Howard University Can Only Wait as Makur Maker Weighs NBA Move
A season that began with hope has concluded with heartbreak. Howard University’s season was canceled on Feb. 9, due to COVID-19 exposure among members of the team. The virus spread quickly among the Bison, even reaching Howard’s highly touted freshman, Makur Maker, who announced he was diagnosed on Jan. 11 on Instagram Live.
Maker, a five-star recruit who made news last summer when he selected Howard over UCLA, Kentucky and Memphis, only played in two of the Bison’s five completed games. Now, with the cancellation of the season, he is faced with another big decision: whether to stay or declare for the NBA draft.
The first ESPN 100 player to commit to a historically black college and university (HBCU), the 6-11 Maker was expected to give the school’s basketball profile a major boost. He told ESPN last summer that he chose Howard with intentions of bringing wealth to the university and the greater black community. However, in the same interview, he also said: “If you’re a one-and-done talent, why not leave? My ultimate goal is to play in the NBA. If that takes me a year, I’m all for it. If it takes me two years, I’m all for it. I know I’m an NBA lottery talent… [so] if I’m good in a year I’m definitely out.”
Howard head coach Kenny Blakeney says he doesn’t know what the future holds for the school’s biggest player ever.
“We’ve talked, and ultimately it’s his goal and dream to play in the NBA and from where I’m sitting, it’s something that he probably will take a look at,” Blakeney said in an interview. “But I don’t know [what he’ll do]… if there’s a team that loves him and gives him a great opportunity, that’s something he should look at, and we support his decision 100%.”
But with Maker’s extremely limited playing time, it’s difficult to tell what decision he’ll make. Irwin Kishner, co-chair of the Sports Law Group at New York law firm Herrick Feinstein, thinks Maker will depart for the NBA.
“If I’m his agent, I have a fiduciary duty to tell him how to make the most money possible,” he said. “In a limited playing career, giving up a year of big money could have a profound effect on it. The question is what’s [Maker’s] value system and how important is the dollar versus giving back?”

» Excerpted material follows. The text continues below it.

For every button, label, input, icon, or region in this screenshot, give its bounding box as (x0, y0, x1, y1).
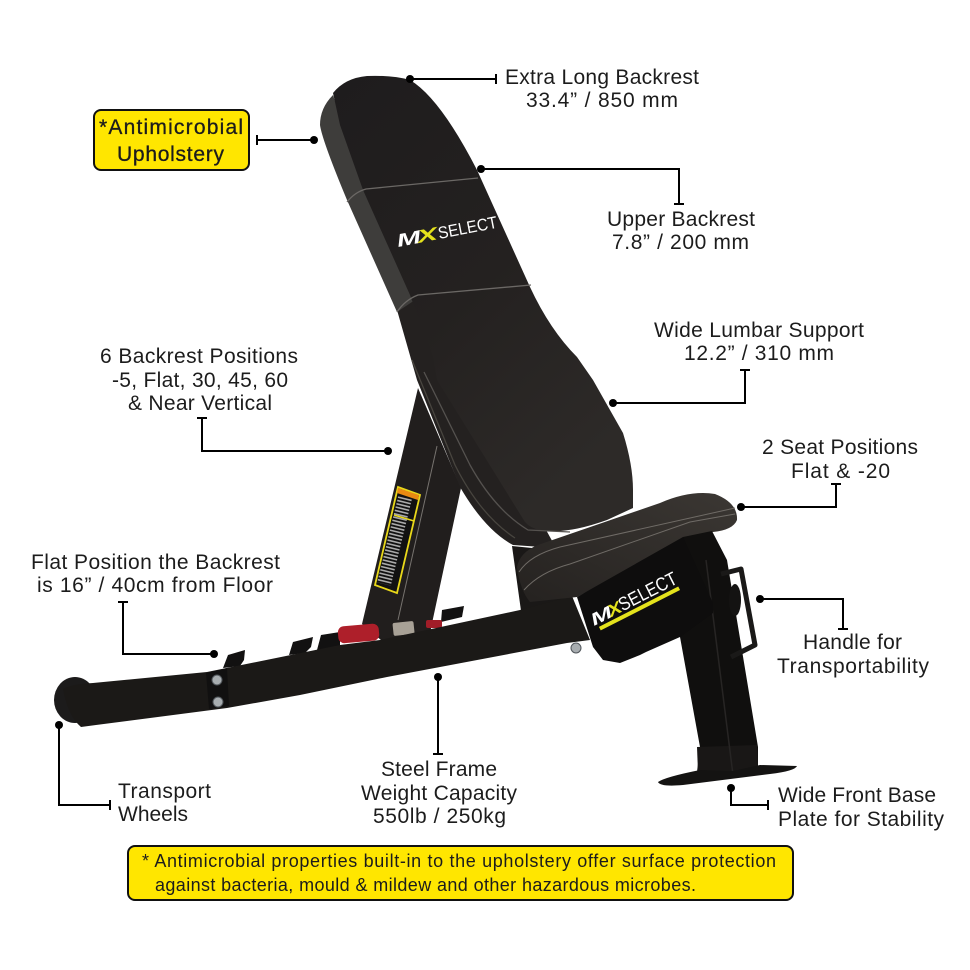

Not everyone is of the same mindset, though. “I would think he’d stick it out another year,” said Frank Vuono, co-founder and co-partner of 16W marketing. “He certainly didn’t prove anything at an elite level. I think if he was really so well-ambitioned, and I have no reason to believe otherwise, I think he would want to make the contributions to the program that he originally intended and also prove himself a little more on the court.”
On the other side of Maker’s decision is Howard University, which hasn’t been able to reap the full benefits of having its most prominent sports recruit in the school’s 153-year history. Though the Bison had three of their five games on ESPN3 and ESPN+, they were forced to cancel a nationally televised game against Notre Dame on Martin Luther King Jr. Day.
Howard isn’t the only Mid-Eastern Athletic Conference team to call off its season—Bethune-Cookman and the University of Maryland Eastern Shore canceled spring sports entirely—the cancellation could have an effect on future recruits choosing Howard or other HBCUs in the future, seeing them as less a sure thing than “blue blooded” programs.
Blakeney, however, says the entire college basketball season has been abnormal. “This has been the most unique basketball season in the history of the game,” he said. “When you look at programs that have won multiple national championships, and they’re having average years. What kind of year is it where you have four of the best blue bloods in the country out of the Top 25? It’s unheard of.”
Duke, North Carolina, Kentucky and UCLA are all unranked in the latest AP poll.
Kishner and Vuono agree that the year should be taken with a grain of salt. “Health and safety always have to prevail,” Kishner said. “The university made a decision, and you have to respect that.”
Said Vuono: “I think you throw this season away. There were so many anomalies… [that] I don’t think that the past year hurts anything.”
With the prospect of losing their biggest player ever without a full season, Howard hoops might beg to differ.